Tax season comes the same time each year, and many taxpayers have not given a second thought to what records they will need to file income taxes. Actually, the list changes very little from year to year, but many taxpayers act as though the need to maintain tax records is some grand revelation.
In previous articles, we have explained the importance of keeping records so that your tax return can be properly prepared and that claimed items can be backed up in the event of an audit. Despite the fact that the IRS Reform Act of 1998 shifted “the burden of proof” of audits to the IRS, the 1998 law does not relieve any taxpayer of the obligation to keep proper records to substantiate deductions and tax basis.
Let’s take this opportunity to mention some of the more common items that will be needed. You should keep records of expenses that can be claimed as itemized deductions. Thus, you should keep records of unreimbursed medical and dental expenses, including receipts showing the dates you paid them and receipts for transportation primarily for, and essential to, medical care; payments of state income tax, including any W-2 forms from employment; canceled checks of payments of estimated state tax and additional state tax paid; previous years’ tax returns; and records and canceled checks showing interest payments on your home mortgage, payments of real estate and personal property taxes.
You also need records of charitable contributions. As a result of the Pension Protection Act of 2006, the rules have been tightened for substantiation of charitable contributions. You must now be able to provide a canceled check or a receipt from the charity showing the amount and date of the contribution no matter what the dollar amount of the contribution. For a contribution of $250 or more, you need a written acknowledgment from the charity containing very specific information, and you generally must get this before you file. Additional records are needed for contributions of property other than cash. If you perform services for a charity, keep records showing your out-of-pocket expenses.

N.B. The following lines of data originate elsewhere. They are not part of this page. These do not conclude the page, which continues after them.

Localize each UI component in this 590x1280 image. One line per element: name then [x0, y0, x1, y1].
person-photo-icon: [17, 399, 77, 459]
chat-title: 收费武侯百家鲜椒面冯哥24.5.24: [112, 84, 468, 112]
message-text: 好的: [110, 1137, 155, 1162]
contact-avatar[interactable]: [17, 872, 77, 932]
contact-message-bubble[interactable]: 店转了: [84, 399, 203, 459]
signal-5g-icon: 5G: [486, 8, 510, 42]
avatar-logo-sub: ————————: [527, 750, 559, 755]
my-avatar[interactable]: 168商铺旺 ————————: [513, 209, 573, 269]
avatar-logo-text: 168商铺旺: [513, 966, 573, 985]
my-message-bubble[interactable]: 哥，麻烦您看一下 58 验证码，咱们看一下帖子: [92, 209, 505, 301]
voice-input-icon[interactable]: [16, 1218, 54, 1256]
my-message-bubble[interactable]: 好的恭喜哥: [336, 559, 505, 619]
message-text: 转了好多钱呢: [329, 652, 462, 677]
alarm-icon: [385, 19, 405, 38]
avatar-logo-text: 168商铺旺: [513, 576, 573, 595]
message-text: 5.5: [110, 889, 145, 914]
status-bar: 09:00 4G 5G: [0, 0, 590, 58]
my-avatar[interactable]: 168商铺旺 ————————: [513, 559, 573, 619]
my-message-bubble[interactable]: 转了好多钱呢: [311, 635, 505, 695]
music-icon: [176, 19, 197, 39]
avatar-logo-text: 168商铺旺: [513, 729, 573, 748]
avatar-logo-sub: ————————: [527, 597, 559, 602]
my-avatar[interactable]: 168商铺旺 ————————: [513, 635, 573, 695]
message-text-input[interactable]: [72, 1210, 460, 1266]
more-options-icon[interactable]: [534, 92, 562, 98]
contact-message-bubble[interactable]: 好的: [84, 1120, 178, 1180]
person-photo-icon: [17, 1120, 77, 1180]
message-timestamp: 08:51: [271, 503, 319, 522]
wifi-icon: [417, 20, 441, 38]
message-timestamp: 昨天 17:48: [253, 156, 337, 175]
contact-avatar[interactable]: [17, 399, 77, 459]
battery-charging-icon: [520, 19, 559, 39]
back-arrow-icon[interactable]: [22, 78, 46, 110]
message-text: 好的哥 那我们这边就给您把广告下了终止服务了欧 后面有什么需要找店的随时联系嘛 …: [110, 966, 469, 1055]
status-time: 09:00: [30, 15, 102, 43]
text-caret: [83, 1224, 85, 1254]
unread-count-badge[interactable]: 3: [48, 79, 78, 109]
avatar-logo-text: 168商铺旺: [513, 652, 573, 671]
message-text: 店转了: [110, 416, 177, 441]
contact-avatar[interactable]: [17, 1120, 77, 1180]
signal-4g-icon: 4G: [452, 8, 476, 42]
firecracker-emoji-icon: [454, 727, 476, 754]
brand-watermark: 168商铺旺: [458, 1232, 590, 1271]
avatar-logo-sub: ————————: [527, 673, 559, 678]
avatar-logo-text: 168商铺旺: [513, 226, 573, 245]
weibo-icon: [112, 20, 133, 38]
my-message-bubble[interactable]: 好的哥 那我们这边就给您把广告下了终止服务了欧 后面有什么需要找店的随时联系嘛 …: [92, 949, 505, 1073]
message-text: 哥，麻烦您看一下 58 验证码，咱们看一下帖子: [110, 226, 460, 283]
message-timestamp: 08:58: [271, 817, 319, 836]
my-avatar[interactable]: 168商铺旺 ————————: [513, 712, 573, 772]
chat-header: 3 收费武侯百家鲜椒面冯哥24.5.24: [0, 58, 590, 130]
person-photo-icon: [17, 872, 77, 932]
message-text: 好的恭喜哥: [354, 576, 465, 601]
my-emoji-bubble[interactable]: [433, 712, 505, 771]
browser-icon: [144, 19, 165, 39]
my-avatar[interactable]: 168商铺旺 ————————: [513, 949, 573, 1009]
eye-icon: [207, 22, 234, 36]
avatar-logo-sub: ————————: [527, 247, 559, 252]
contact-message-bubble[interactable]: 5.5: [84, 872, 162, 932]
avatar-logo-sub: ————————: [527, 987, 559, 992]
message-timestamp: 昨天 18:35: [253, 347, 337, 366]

You must keep records of stocks, mutual funds, bonds and other similar investment property. Retain information on how and when any such assets were acquired, including additional shares purchased by reinvesting dividends. For these items and other types of assets, you must keep track of your basis, which is used to measure your tax gain or loss when you sell an asset. Basis is ordinarily your cost but is different for property acquired by gift, inheritance or in a divorce. It is especially important to keep records of the basis in your home, which you may not sell for several years. Records of sales also need to be kept, along with commissions and other selling charges.